Wollte man sein akademisches Leben mit einem Bild beschreiben, bliebe wohl nur das der Achterbahnfahrt. Im Jahre 1963 stürmte der immer ernst dreinblickende und völlig unbekannte Gymnasiallehrer Ernst Nolte mit seiner bahnbrechenden Untersuchung "Der Faschismus in seiner Epoche" quasi über Nacht den Olymp der akademischen Geschichtswissenschaft in Deutschland. Etwas mehr als zwei Jahrzehnte später schoss sich der vielumjumbelte Star im Zuge des "Historikerstreits" selbst ins Aus. Jetzt ist Ernst Nolte im Alter von 93 Jahren in Berlin gestorben.

Der Philosoph, der nicht Historiker sein wollte

Geboren am 11. Januar 1923 im nordrhein-westfälischen Witten blieben dem Sohn eines katholischen Schuldirektors aufgrund einer Fehlbildung an der linken Hand die Schrecken der Front erspart. Als kriegsuntauglich ausgemustert nahm er als 18-jähriger ein Studium der Germanistik, Altphilologie und Philosophie auf, welches er im Jahr 1945 abschloss. Obgleich er sich in den darauffolgenden Jahren als Lehrer verdingte, blieb er der Wissenschaft treu und promovierte im Jahre 1952 mit einer philosophischen Arbeit zu "Selbstentfremdung und Dialektik im deutschen Idealismus und bei Marx".

Den Stallgeruch des Philosophen sollte Nolte niemals loswerden. Auch nicht, als er im Jahre 1963 auf Vorschlag des ebenso berühmten wie umstrittenen Theodor Schieder mit seiner bereits damals vorliegenden und hochgelobten Schrift zum Faschismus habilitiert und wenig später als ordentlicher Professor für Neuere Geschichte an die Universität Marburg berufen wurde.

Wahrscheinlich störte das den katholischen Westfalen auch gar nicht. Er selbst sah sich zeit seines Lebens – und darauf legte er großen Wert – nicht als Historiker, sondern als "Geschichtsdenker". Vielleicht lagen auch und gerade in dieser Selbstwahrnehmung die Wurzeln verborgen, die ihn später zu äußerst spekulativen und teils empörenden Urteilen über die deutsche Geschichte kommen ließen.

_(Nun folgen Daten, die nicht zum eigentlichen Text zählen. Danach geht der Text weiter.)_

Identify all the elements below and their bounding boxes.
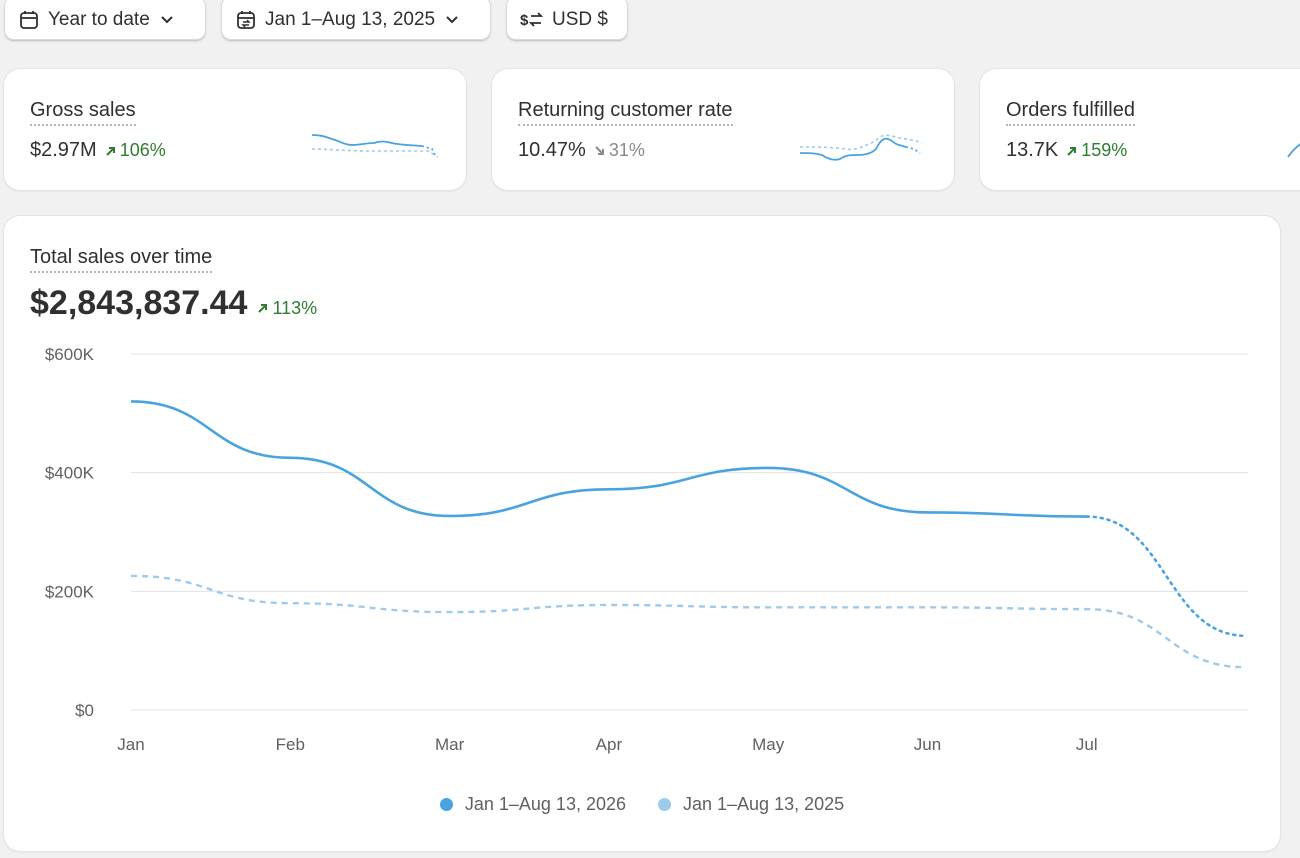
comparison-range-button[interactable]: Jan 1–Aug 13, 2025 [221, 0, 491, 40]
legend-swatch [439, 798, 453, 811]
total-sales-chart: $0 $200K $400K $600K Jan Feb Mar Apr May Jun Jul [45, 345, 1248, 754]
y-tick-label: $200K [45, 582, 95, 601]
date-range-label: Year to date [48, 9, 150, 30]
x-axis-ticks: Jan Feb Mar Apr May Jun Jul [117, 735, 1097, 754]
report-toolbar: Year to date Jan 1–Aug 13, 2025 $ USD $ [0, 0, 1300, 40]
chevron-down-icon [161, 16, 173, 24]
currency-exchange-icon: $ [520, 12, 544, 29]
currency-button[interactable]: $ USD $ [506, 0, 628, 40]
sparkline-orders-fulfilled [1287, 143, 1300, 158]
metric-value-row: 10.47% 31% [518, 139, 645, 162]
metric-title: Returning customer rate [518, 99, 733, 126]
x-tick-label: Jul [1076, 735, 1098, 754]
metric-card-orders-fulfilled[interactable]: Orders fulfilled 13.7K 159% [980, 69, 1300, 190]
calendar-compare-icon [237, 11, 255, 29]
total-sales-delta: 113% [257, 298, 317, 319]
comparison-range-label: Jan 1–Aug 13, 2025 [265, 9, 436, 30]
total-sales-card: Total sales over time $2,843,837.44 113%… [4, 216, 1280, 851]
legend-item-current[interactable]: Jan 1–Aug 13, 2026 [439, 794, 626, 815]
metric-delta: 106% [105, 140, 166, 161]
y-tick-label: $400K [45, 464, 95, 483]
series-line-previous[interactable] [130, 574, 1247, 669]
svg-text:$: $ [520, 12, 529, 29]
total-sales-value-row: $2,843,837.44 113% [30, 284, 317, 323]
chart-title[interactable]: Total sales over time [30, 246, 213, 273]
metric-value: 10.47% [518, 139, 586, 161]
y-tick-label: $600K [45, 345, 95, 364]
legend-label: Jan 1–Aug 13, 2025 [683, 794, 845, 814]
series-line-current[interactable] [130, 400, 1087, 518]
currency-label: USD $ [552, 9, 608, 30]
total-sales-value: $2,843,837.44 [30, 284, 248, 322]
chevron-down-icon [446, 16, 458, 24]
chart-series [130, 400, 1248, 669]
x-tick-label: Feb [276, 735, 305, 754]
metric-title: Orders fulfilled [1006, 99, 1135, 126]
calendar-icon [20, 11, 38, 29]
metric-card-returning-customer-rate[interactable]: Returning customer rate 10.47% 31% [492, 69, 954, 190]
arrow-up-right-icon [106, 146, 115, 156]
metric-value-row: 13.7K 159% [1006, 139, 1127, 162]
sparkline-returning-customer-rate [799, 134, 923, 161]
arrow-up-right-icon [1067, 146, 1077, 156]
legend-item-previous[interactable]: Jan 1–Aug 13, 2025 [658, 794, 844, 815]
x-tick-label: Jun [914, 735, 941, 754]
x-tick-label: May [752, 735, 785, 754]
x-tick-label: Apr [596, 735, 623, 754]
legend-label: Jan 1–Aug 13, 2026 [464, 794, 626, 814]
metric-card-gross-sales[interactable]: Gross sales $2.97M 106% [4, 69, 466, 190]
x-tick-label: Jan [117, 735, 144, 754]
arrow-down-right-icon [595, 145, 604, 155]
metric-value: 13.7K [1006, 139, 1059, 161]
chart-legend: Jan 1–Aug 13, 2026 Jan 1–Aug 13, 2025 [4, 794, 1280, 815]
arrow-up-right-icon [258, 304, 268, 313]
y-tick-label: $0 [75, 701, 94, 720]
chart-grid [131, 353, 1248, 711]
series-line-current-incomplete[interactable] [1085, 515, 1248, 638]
sparkline-gross-sales [311, 134, 439, 158]
metric-delta: 31% [594, 140, 645, 161]
metric-delta: 159% [1066, 140, 1127, 161]
legend-swatch [658, 798, 671, 811]
date-range-button[interactable]: Year to date [4, 0, 206, 40]
metric-value-row: $2.97M 106% [30, 139, 166, 162]
x-tick-label: Mar [435, 735, 465, 754]
y-axis-ticks: $0 $200K $400K $600K [45, 345, 95, 720]
metric-title: Gross sales [30, 99, 136, 126]
metric-value: $2.97M [30, 139, 97, 161]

Das alles war im Jahre 1964 jedoch noch ferne Zukunftsmusik. Mit seiner vergleichenden Studie zum Faschismus italienischer Prägung, dem deutschen Nationalsozialismus und der Action francaise hatte der Philosoph die deutsche Geschichtswissenschaft auf den Kopf gestellt und die nationalstaatliche Beschränktheit, an der das Fach seit Jahrzehnten herumlaborierte, quasi von Außen aufgebrochen.

Nachdem er 1973 ans Friedrich-Meinecke-Institut der Freien Universität Berlin gewechselt war, wurde es jedoch zusehends ruhiger um den hemdsärmeligen Gelehrten. Hatte er sich in Marburg noch kurz vorher mit aller Vehemenz und öffentlich gut vernehmbar gegen die Habilitation des Marxisten Reinhard Kühnl gewehrt und schon von der Umwandlung der Universität in eine "marxistisch-leninistische Parteihochschule" fabuliert, zog er sich in der geteilten Stadt zunächst in stille Gelehrtenarbeit zurück.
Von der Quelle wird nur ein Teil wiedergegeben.